En revanche, l’idée qui a couru que les Russes espèrent ainsi s’emparer du combustible nucléaire usagé stocké sur le site pour fabriquer une bombe dite sale semble plutôt farfelue. D’abord parce que les Russes disposent de tout ce dont ils ont besoin pour concevoir une telle bombe, s’ils le souhaitent. Un stock d’uranium et de plutonium de qualité militaire alors que le combustible issu des réacteurs de Tchernobyl n’est enrichi qu’à quelques petits pour cent et qu’il faut un combustible enrichi à plus de 90 % pour fabriquer une bombe atomique. Sans parler de l’arsenal nucléaire dont la Russie dispose déjà…

Voici ce qu’en dit Yves Lenoir

« Evitons de relayer des bétises. Je viens d’apprendre par un contact relayant une information de première main d’un radiométriste de Belrad qu’il n y a aucune variation de la radioactivité à la frontière de la zone d’exclusion, à Komarin. Cela n’a rien à voir sans doute avec leur entrée sans coup férir sur le site de la centrale. » Tchernobyl pour un stratège qui ne craint rien est une merveilleuse base arrière « bien alimentée en électricité et bien desservie par route et chemin de fer ; bien reliée à tous les réseaux de communication ; un site industriel complet avec ateliers, réservoirs de carburant, outillages lourds divers etc ;- installations de restauration et de réunion ;- quelques logements pour les officiers ;- etc…. Il ne faut pas raisonner en anti-nucléaire des temps ordinaires, mais se placer dans la tête de l’adversaire et penser avec lui les opportunités à exploiter dans la poursuite du but de sa guerre :dégommer Zelinsky et son gouvernement et pour ce faire neutraliser au plus vite l’adversaire. » Plus grave comme le remarque Yves Marignac (negawatt) restent « quinze réacteurs en fonctionnement sur les quatre autres centrales ukrainiennes, dont les six réacteurs de Zaporijia qui sont les plus directement exposés. Une frappe peut à tout moment déclencher un accident d’autant plus difficile à maîtriser que les opérateurs voient leurs capacités diminuer dans le contexte du conflit armé, et d’autant plus catastrophique que la protection des populations serait très difficile à mettre en place. »

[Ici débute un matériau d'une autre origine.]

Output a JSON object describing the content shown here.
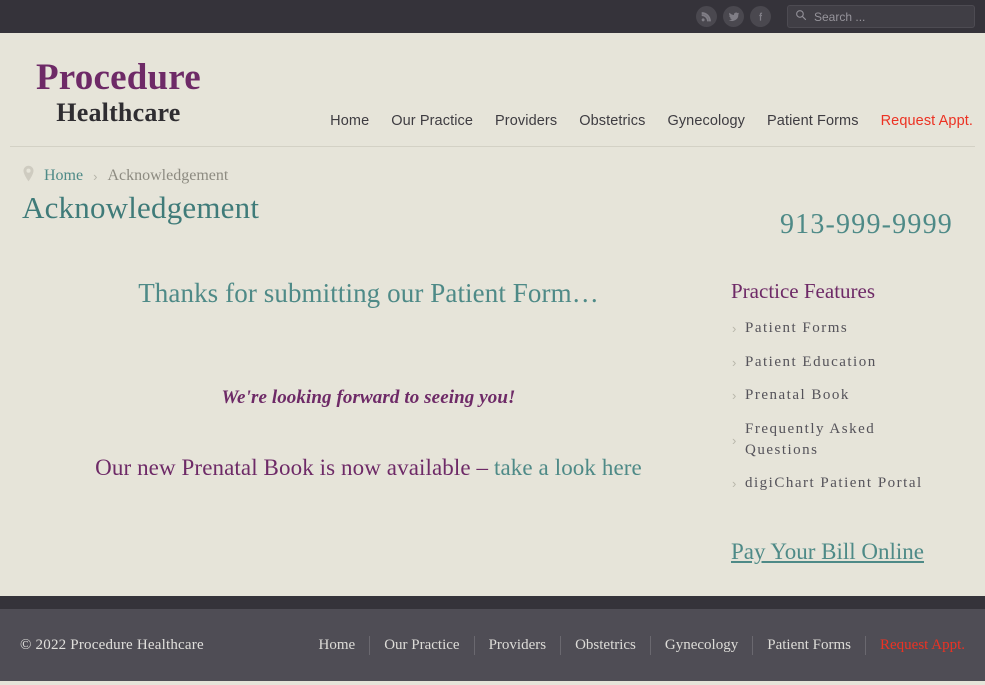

Tout cela nous rappelle combien les installations nucléaires ne sont tout simplement pas des équipements conçus pour les zones de guerre

par Claude-Marie Vadrot *

Pour comprendre pourquoi les autorités russes ont fait savoir dès le début de leurs offensives contre l’Ukraine que leurs troupes avaient pris place dans la zone de Tchernobyl, il faut savoir que cette partie nord de l’Ukraine se trouve à quelques kilomètres de la Russie. Et surtout que plusieurs routes et une ligne de chemin de fer relient la ville russe de Slavutich et les deux petites cités ukrainiennes de Pripiat et de Tchernobyl. La première, qui abritait une cinquantaine de milliers d’habitants, a été totalement évacuée deux jours après l’accident nucléaire de 1986, et le reste ; l’autre, où se trouve la centrale accidentée recouverte en partie d’un sarcophage limitant les fuites radioactives sans toutes les empêcher. Cet espace toujours pollué comme plusieurs milliers de kilomètres carrés alentour accueille par roulement de deux semaines, plusieurs centaines de cadres, de techniciens et d’ouvriers qui travaillent sur ce qui reste de la centrale ou fonctionne encore. En dépit des assurances des autorités, que ce soit parmi les Russes ou parmi les Ukrainiens, les cancers sont plus nombreux que dans la moyenne de la population de l’Ukraine. Du côté de la Russie et des salariés venant travailler en train ou en autobus dans la région de Tchernobyl, il n’existe aucune information officielle.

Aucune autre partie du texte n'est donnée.